A developer runs a data cleanup script. It works perfectly… against the production database, deleting real customer records. The team had been sharing a single database connection string across environments. After the incident, they set up isolated databases per environment, use environment variables to select the correct one, and add a confirmation prompt when any script detects it’s running against production.

A team uses Docker Compose to define their development environment: a web server, a database, and a message queue, all matching the production versions. New developers run docker compose up and have a working environment in minutes instead of a day of manual setup.

Warning

Environment parity is a spectrum, not a binary. Your development environment will never perfectly match production, and it shouldn’t try. The goal is to match closely enough that environment-specific bugs are rare, while keeping development fast and affordable.

Example Prompt

“Set up a Docker Compose file for local development with a web server, PostgreSQL, and Redis, matching the production versions. New developers should be able to run docker compose up and have a working environment.”

Consequences

Well-defined environments give teams confidence that code tested in one context will behave predictably in another. They prevent the most catastrophic class of operational errors: running the wrong thing in the wrong place. They also make onboarding easier, since new team members can set up a working development environment from documentation.

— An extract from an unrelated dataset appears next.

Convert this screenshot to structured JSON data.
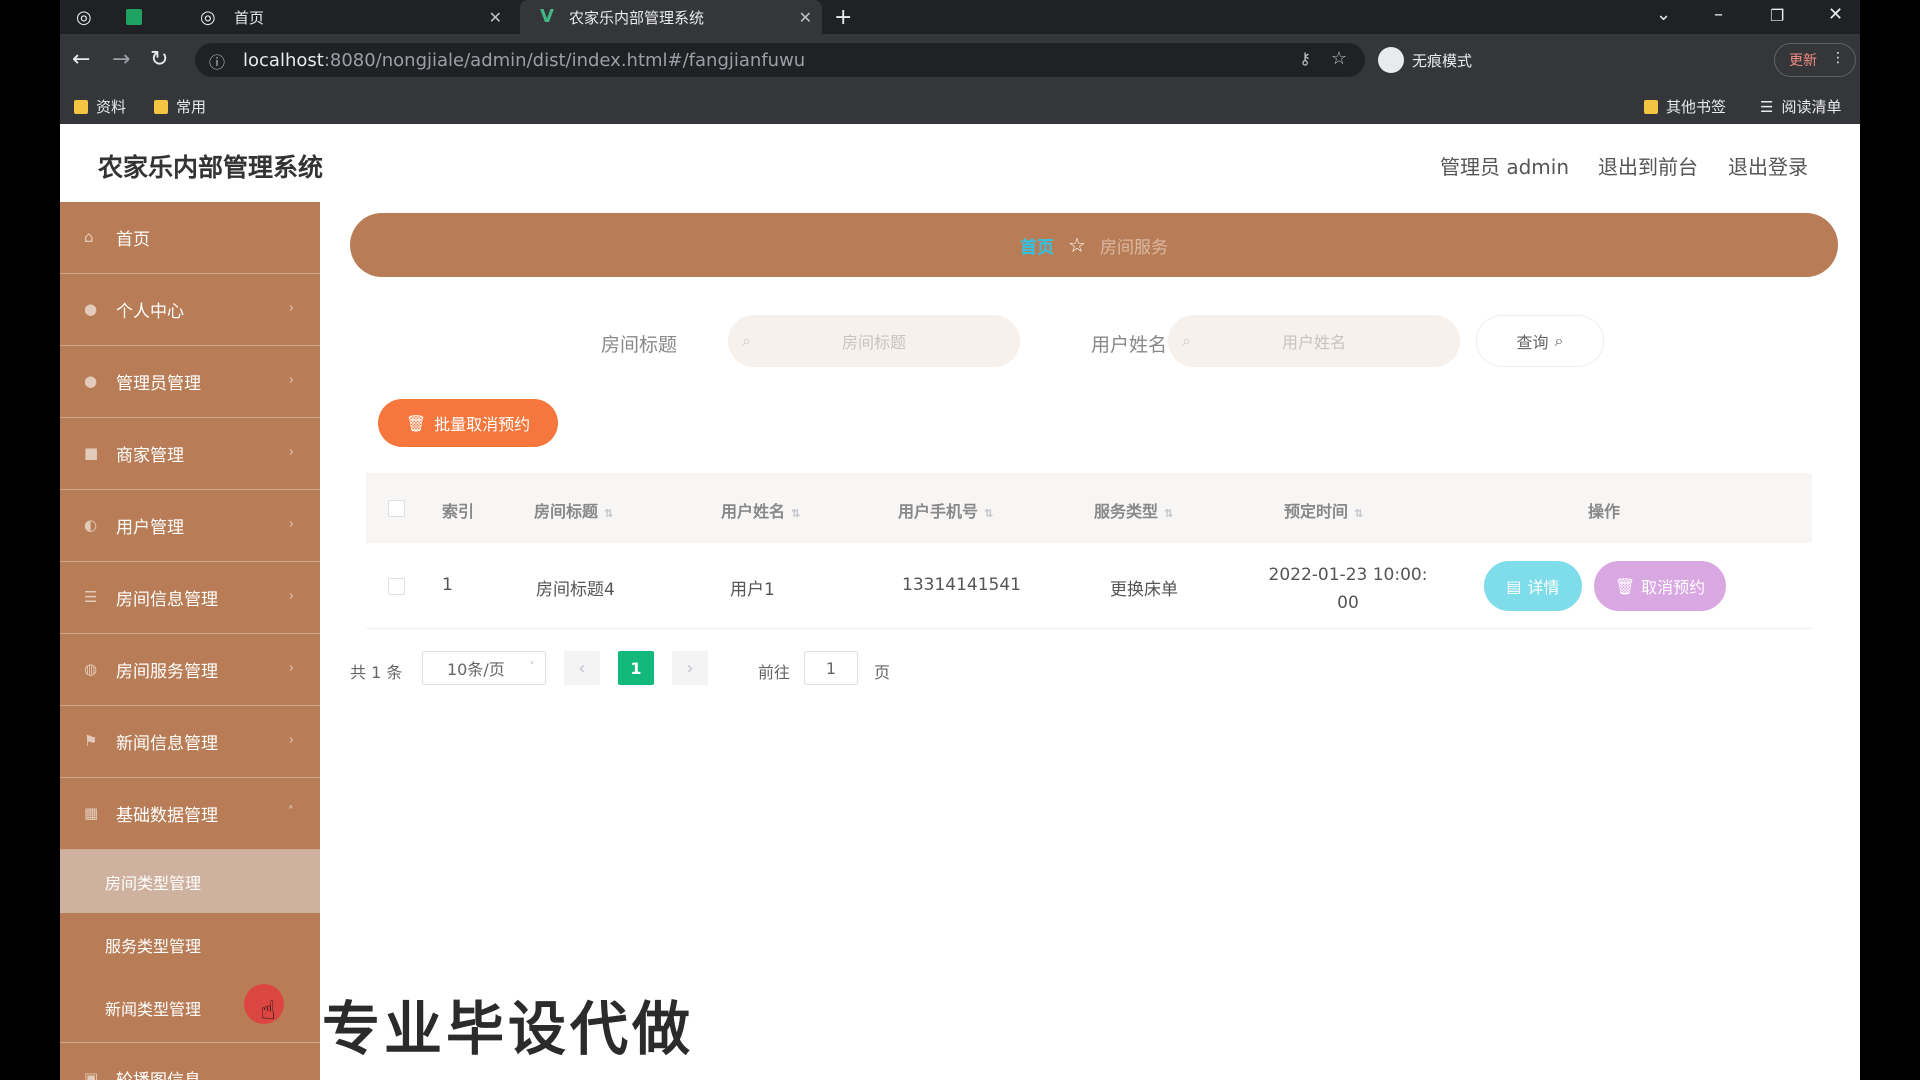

The cost is infrastructure complexity. Each environment needs resources, configuration, and maintenance. Keeping environments in sync as the system evolves requires ongoing effort. And the more environments you have, the more configuration you must manage, which leads naturally to the Configuration pattern.

  • Enables: Configuration — environments are differentiated primarily through configuration.
  • Enables: Deployment — deployment targets a specific environment.
  • Enables: Continuous Integration — CI runs in its own environment.
  • Depends on: Application — an environment is always an environment for something.